The porpoise is NOT a slender animal
Outdoor exercise is preferable, but if you are simply too much of a loose-busted corset snapper, there are other, less public options. Cavalieri insists that the stout woman begins her day by doing stretches in front of an open window. Sensible enough. Then, onto the rolling!
Banish all thoughts of going back to bed. Instead begin your rolling. There is no mystery about rolling. It is simply what the name indicates. Down upon the floor you go and roll over and over swiftly, not slowly as a porpoise rolls. The porpoise, you will observe, is not a slender animal. Roll over as a puppy, tingling with the joy of life, rolls in the dust when at play. Roll quickly. Make at least 80 revolutions before stopping. [My Secrets of Beauty]
Jameson can offer you an option even kinder, if you can't exercise your own body, have a machine do it for you!
To those who prefer, mechanical massage can be given, and this will take the place of long walks, although they are really preferable, as the fresh air is necessary. [The Woman Beautiful]
As for the "mechanical massage" that can consume that carbon-y fat just nearly as well as walking, Collector's Weekly has an excellent, horrific collection of what Ms. Jameson might be referring to.
And finally, my little Pudding Bag, if you needed any more motivation to lay off the tap water and get yourself strapped into a mechanical masseuse, this selection from Nathaniel Edward Yorke-Davie's 1889 Foods for the Fat: A Treatise on Corpulency and a Dietary for Its Cure will surely be the inspiration you need.
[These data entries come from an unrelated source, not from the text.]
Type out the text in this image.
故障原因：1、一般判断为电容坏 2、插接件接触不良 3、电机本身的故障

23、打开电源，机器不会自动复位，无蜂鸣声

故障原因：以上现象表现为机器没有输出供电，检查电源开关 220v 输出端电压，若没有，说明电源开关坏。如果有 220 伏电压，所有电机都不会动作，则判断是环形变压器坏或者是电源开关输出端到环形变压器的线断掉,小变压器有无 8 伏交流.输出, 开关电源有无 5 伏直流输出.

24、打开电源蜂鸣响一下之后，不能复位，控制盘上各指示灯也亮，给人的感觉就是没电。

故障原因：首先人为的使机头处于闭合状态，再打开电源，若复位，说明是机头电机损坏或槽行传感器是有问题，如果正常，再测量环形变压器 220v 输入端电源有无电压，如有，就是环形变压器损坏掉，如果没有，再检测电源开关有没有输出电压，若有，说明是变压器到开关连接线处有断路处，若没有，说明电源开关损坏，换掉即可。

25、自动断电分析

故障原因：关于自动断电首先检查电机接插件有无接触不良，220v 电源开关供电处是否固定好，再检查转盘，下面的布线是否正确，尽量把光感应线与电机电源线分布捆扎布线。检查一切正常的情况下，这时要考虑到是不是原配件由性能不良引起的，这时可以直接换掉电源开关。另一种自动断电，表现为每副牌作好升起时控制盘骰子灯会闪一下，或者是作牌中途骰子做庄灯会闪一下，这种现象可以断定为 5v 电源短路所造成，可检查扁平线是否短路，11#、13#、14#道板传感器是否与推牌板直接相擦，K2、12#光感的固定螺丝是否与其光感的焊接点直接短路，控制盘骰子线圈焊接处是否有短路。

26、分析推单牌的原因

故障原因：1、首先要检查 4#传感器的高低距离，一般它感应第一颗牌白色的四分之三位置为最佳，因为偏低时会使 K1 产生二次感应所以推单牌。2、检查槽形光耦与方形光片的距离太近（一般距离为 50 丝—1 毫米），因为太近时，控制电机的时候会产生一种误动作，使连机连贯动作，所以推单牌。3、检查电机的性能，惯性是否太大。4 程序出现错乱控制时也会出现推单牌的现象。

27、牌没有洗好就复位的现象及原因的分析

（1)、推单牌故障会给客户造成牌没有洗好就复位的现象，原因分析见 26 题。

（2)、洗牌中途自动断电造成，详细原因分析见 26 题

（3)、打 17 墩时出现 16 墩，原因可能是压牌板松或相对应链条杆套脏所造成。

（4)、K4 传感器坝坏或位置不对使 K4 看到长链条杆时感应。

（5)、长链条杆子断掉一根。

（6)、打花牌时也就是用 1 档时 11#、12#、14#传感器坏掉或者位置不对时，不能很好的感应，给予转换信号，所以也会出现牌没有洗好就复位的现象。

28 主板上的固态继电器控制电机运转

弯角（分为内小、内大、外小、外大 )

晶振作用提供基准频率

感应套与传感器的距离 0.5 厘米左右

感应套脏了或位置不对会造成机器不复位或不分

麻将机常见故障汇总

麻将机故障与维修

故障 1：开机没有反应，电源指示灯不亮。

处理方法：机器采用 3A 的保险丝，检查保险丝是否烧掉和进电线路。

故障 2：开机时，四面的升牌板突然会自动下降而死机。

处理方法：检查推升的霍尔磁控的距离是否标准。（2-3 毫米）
There are many other evils beyond corpulence that result from excess in eating, and a badly arranged dietary. Among them may be mentioned a deranged digestion, a loaded tongue, an oppressed stomach, vitiated secretions, a gorged liver, plethora and its consequences, a sluggish brain, with horrible dreams during sleep, and depression when awake. [Foods for the Fat: A Treatise on Corpulency and a Dietary for Its Cure]
I don't know what most of those conditions actually are, but they make for some fearful wicked poetry. This little porpoise has some tingling puppy rolls to do.